Sharon Stone’s Basic Instinct interrogation scene remains one of the most controversial and talked about moments in movie history. Dutch filmmaker Paul Verhoeven has never been shy about depicting graphic violence and sex in his work, from the savage, blood-soaked satire of RoboCop to the simmering sexuality of modern-day noir Basic Instinct. By the early 1990s, Verhoeven had famously pushed the boundaries of onscreen violence with his Hollywood efforts RoboCop and Total Recall and aimed to see what he could get away with when it came to sex with Basic Instinct.
The script for Basic Instinct was written by Joe Eszterhas, who was famous for screenplays like Jagged Edge and Flashdance. The story follows detective Nick Curran (Michael Douglas) as he investigates a murder, with Sharon Stone’s thriller author Catherine Tramell being prime suspect. Nick is far from a saint himself, however, and is soon drawn by Tramell’s mind games.
While the interrogation scene became Basic Instinct's most iconic moment, it wasn’t in the original script; the idea came from Paul Verhoeven, who recalled a party he once attended where he met a woman who wasn’t wearing underwear. She told Verhoeven she was aware of the effect this was having on the other men at the gathering, and the director felt Tramell would do the same thing. The director also wanted Basic Instinct to be the first mainstream American film to feature an onscreen erection - he was overruled on this point.
So let’s revisit one of cinema’s most infamous sequences, examining the scene’s impact and legacy and how it would forever tie Sharon Stone and Basic Instinct together.

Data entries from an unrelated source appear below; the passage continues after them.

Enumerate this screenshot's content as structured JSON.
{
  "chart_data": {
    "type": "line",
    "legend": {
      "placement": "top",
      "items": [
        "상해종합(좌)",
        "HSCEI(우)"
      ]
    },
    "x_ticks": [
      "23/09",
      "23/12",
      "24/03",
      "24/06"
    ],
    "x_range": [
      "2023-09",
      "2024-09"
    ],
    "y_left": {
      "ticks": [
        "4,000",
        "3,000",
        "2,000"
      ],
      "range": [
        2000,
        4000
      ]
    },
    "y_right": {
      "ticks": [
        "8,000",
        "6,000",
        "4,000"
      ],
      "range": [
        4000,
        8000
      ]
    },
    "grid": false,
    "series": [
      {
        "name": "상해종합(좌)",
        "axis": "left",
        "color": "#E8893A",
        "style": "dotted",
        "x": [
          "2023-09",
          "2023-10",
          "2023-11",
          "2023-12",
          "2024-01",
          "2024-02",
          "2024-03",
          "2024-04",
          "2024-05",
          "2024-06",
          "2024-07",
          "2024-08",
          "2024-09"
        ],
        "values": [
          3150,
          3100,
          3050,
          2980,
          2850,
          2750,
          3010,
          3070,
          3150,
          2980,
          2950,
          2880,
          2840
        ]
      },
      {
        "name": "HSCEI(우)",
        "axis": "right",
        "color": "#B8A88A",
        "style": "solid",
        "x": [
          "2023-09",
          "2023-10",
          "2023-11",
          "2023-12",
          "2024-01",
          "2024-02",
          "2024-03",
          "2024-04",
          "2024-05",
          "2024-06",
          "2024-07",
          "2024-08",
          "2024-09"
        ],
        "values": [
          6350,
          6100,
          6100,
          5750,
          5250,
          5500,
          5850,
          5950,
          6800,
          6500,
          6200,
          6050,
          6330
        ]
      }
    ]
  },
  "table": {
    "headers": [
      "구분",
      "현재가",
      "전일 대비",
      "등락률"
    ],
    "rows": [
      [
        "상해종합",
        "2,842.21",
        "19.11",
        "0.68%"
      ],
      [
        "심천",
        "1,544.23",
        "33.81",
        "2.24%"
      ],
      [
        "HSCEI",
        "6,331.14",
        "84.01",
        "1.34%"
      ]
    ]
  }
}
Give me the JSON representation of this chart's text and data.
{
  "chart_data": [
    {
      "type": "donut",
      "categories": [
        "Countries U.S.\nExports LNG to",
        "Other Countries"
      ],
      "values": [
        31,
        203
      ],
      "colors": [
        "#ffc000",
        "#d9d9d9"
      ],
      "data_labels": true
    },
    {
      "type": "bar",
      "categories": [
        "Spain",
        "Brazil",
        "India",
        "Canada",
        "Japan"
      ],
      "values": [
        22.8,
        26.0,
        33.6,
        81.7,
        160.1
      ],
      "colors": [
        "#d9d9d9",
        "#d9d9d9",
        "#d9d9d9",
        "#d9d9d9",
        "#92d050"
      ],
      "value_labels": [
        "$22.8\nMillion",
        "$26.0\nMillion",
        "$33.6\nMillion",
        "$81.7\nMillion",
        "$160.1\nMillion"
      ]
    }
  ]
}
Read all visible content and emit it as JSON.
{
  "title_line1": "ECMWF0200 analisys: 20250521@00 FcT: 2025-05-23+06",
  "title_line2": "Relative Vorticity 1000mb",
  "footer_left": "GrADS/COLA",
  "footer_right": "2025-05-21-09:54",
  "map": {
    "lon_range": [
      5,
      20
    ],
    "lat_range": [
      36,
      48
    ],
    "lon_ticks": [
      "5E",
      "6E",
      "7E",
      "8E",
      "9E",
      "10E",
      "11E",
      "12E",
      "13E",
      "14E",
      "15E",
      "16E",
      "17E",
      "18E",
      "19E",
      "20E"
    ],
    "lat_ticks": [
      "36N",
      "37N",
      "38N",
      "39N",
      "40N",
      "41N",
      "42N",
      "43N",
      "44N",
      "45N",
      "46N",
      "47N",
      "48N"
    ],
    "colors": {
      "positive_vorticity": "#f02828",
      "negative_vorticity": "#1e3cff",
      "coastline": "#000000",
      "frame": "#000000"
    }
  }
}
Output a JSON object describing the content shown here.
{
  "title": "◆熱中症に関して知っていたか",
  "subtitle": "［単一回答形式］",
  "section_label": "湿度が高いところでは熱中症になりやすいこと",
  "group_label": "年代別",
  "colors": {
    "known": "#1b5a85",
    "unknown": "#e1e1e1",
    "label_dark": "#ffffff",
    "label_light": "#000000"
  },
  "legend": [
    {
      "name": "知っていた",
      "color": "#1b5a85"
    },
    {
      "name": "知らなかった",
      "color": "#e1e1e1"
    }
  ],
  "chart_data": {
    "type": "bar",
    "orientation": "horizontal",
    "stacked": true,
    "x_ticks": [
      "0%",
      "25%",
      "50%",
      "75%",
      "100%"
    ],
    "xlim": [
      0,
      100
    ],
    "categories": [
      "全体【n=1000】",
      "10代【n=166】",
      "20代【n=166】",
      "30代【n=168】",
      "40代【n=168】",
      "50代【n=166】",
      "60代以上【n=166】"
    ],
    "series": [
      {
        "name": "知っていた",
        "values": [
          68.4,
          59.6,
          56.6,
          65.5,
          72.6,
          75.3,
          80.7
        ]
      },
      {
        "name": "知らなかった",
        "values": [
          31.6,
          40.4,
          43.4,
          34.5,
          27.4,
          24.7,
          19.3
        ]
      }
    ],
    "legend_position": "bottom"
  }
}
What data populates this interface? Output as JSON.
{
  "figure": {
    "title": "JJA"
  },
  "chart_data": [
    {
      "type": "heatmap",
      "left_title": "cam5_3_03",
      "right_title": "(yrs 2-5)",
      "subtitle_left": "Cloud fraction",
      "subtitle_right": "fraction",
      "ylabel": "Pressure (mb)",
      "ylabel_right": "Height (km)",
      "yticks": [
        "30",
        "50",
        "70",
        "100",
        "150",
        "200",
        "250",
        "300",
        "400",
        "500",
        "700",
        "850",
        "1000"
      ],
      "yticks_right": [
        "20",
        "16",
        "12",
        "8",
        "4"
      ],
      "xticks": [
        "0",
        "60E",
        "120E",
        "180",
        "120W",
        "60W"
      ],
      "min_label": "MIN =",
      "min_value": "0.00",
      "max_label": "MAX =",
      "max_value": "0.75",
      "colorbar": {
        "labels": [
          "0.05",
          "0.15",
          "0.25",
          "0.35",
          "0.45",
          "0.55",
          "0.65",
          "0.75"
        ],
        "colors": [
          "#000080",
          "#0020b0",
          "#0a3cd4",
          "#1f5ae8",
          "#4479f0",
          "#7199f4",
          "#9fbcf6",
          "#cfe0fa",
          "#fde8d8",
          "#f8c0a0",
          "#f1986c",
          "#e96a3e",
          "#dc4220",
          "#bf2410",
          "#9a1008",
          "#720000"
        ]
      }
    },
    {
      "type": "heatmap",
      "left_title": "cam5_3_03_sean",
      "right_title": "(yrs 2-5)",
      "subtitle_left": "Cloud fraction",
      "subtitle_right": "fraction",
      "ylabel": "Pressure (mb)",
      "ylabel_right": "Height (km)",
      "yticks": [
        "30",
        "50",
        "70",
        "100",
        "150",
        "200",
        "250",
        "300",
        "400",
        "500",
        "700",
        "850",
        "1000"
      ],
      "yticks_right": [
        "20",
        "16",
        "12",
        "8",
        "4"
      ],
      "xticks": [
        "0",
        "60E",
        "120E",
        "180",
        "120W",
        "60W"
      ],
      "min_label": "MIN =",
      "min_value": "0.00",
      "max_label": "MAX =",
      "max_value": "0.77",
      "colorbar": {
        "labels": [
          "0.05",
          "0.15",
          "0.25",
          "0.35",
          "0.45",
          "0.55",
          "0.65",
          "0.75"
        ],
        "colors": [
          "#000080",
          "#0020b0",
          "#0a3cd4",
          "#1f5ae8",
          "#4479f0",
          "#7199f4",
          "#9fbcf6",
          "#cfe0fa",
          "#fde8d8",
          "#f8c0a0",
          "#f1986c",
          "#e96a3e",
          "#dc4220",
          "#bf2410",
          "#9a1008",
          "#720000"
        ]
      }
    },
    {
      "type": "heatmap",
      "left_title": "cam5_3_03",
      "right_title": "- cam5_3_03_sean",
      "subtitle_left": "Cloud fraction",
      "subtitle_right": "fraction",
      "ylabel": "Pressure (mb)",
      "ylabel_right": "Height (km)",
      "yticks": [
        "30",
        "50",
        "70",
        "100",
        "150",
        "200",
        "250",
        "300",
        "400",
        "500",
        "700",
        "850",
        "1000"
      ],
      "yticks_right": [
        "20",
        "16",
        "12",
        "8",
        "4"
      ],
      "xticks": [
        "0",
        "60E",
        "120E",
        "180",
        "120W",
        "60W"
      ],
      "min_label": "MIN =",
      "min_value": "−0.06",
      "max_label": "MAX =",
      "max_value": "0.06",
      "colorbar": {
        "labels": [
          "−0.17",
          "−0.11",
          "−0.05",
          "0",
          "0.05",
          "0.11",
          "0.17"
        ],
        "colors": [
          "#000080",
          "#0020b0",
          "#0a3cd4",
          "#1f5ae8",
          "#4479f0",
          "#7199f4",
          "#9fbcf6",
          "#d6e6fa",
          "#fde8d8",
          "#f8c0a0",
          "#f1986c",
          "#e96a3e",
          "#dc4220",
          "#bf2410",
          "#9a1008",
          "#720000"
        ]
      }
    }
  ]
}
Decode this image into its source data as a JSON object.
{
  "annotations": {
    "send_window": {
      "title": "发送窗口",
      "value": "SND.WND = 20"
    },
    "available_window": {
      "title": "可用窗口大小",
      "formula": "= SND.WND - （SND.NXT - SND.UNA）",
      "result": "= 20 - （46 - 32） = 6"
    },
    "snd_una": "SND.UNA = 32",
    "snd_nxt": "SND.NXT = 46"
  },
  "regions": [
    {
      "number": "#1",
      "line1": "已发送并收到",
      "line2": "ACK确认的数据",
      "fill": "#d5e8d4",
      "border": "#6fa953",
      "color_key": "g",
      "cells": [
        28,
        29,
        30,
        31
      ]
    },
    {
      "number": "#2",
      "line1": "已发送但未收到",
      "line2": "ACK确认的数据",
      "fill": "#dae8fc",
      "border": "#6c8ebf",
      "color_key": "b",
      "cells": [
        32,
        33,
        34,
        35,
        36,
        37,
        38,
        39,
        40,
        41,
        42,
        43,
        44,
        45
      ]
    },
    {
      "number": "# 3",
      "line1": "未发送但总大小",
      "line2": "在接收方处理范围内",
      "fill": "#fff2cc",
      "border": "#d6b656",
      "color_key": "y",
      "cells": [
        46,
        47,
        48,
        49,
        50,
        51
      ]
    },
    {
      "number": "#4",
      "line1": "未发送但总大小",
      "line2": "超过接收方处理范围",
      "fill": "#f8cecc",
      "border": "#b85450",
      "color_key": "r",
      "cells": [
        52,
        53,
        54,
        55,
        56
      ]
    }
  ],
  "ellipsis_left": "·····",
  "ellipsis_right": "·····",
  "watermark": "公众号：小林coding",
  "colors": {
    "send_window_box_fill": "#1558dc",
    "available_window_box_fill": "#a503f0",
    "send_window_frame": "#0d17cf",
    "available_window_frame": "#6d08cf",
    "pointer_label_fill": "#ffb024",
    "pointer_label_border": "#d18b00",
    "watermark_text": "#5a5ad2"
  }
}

How Basic Instinct's Sharon Stone Interrogation Scene Was Filmed
Sharon Stone came to Basic Instinct after bigger names like Michelle Pfeiffer and Demi Moore turned it down. Verhoeven has previously worked with Stone on Total Recall and it was her willingness to commit to Basic Instinct’s more risque elements that got her the role. Verhoeven pitched the uncrossed legs moment to Stone, who loved the idea. The scene in question finds Tramell being interrogated by a roomful of cops, but despite the intensity of their interrogation, she remains completely in control. She later uncrosses her legs to reveal she’s not wearing underwear, with the moment proving shocking to both the cops and the audience.
The moment shattered numerous taboos, yet is over in less than a second and was relatively simple to shoot. The reactions of the men was shot separately, with Verhoeven then clearing the room to shot Tramell’s legs uncrossing. There were only the director, the DP and a couple of other crew members present, and Verhoeven shot the moment from a couple of different angles.
That said, there are conflicting reports from Verhoeven and Sharon Stone over Basic Instinct’s most controversial scene. Stone has stated she didn’t realize the shot would be full-on in the final movie and thought the flashing would only be implied. Verhoeven later denied this, claiming she knew what the shot would be, but panicked over what the response to the scene would be once she saw the film cut together.
The Legacy Of Basic Instinct’s Sharon Stone Interrogation Scene
The reaction to Sharon Stone’s Basic Instinct flashing was instant and vocal. The movie’s depiction of sex and violence was already controversial, with the movie being protested by gay and lesbian rights activists over its depiction of a bisexual killer. The interrogation scene would make Basic Instinct one of the most talked about movies of 1992, with the sequence being discussed in every review and interview. Naturally, this word of mouth had a very positive impact on the box-office; it would gross over $350 million worldwide and enjoy a healthy afterlife on VHS and DVD.
Basic Instinct’s success would inspire a short-lived slew of big budget erotic thrillers, including Sharon Stone vehicle Sliver and Bruce Willis’ Color Of Night. The Sharon Stone Basic Instinct interrogation would also be relentlessly parodied in everything from The Simpsons to Loaded Weapon 1. Sharon Stone would later return for belated sequel Basic Instinct 2, where she seduces David Morrissey’s troubled therapist; Douglas declined a return. Verhoeven would later reteam with Eszterhas on Showgirls, which was something of a disaster upon release but has since become a beloved camp classic.
The uncrossed legs scene pretty much overshadowed everything else about Basic Instinct, which is an effective, visceral thriller that’s occasionally let down by the trashiness of the script. The movie undeniably broke through some boundaries when it came to depicting sex in a mainstream movie - another reason the movie was so controversial - and Basic Instinct made Sharon Stone an instant icon.